В этом есть трудность. В этом проблема.

Как её преодолевать? Можно работать с выдающимися фигурами в нашей истории, начиная с Николая Михайловича Карамзина.

Называть консерваторами те или иные фигуры в XIX веке, в ХХ веке, выстраивать цепочку консервативных мыслителей, интеллектуалов. Начиная от Карамзина и до Солженицына, до его знаменитой работы «Как нам обустроить Россию», в которой содержится точный, продуманный, консервативный проект построения новой России после неизбежного крушения коммунизма.

Как сшить всю нашу историю, состоящую из столь взаимоотрицающих периодов? Российские консерваторы понимают этот вызов, но пока не могут найти на него ответ.

Любовь Ульянова

Политический консерватор Бёрк экономически выступал как либерал – как сторонник свободы торговли. Можно ли сказать, что эта сторона воззрений Бёрка не так для нас актуальна? Или же сегодня российский консерватор должен защищать свободный рынок?

Леонид Поляков

Как оценить с сегодняшней ситуации эту позицию шотландской школы и Адама Смита в экономике? Да и не только в экономике, ведь Иеремия Бентам разработал концепцию утилитаризма, ставшую философским обоснованием экономической теории Смита, а именно – что каждый должен думать о себе и способствовать благу общества в целом.

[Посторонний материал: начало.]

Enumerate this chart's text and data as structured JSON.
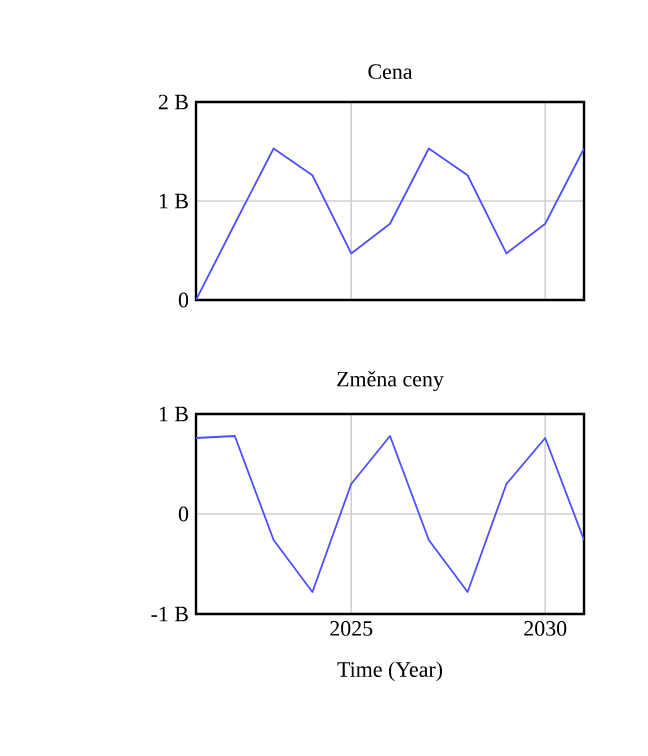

Опыт последних двух веков заставляет думать, что, пожалуй, необходимы какие-то иные подходы. Предполагать, что консерваторы должны быть всегда безоглядными рыночниками, я думаю, сегодня не актуально. Это прошлое. Такое представление сыграло важную роль, в том числе в истории республиканского консерватизма. Но сегодня нужно искать позиции, адекватные сегодняшнему дню.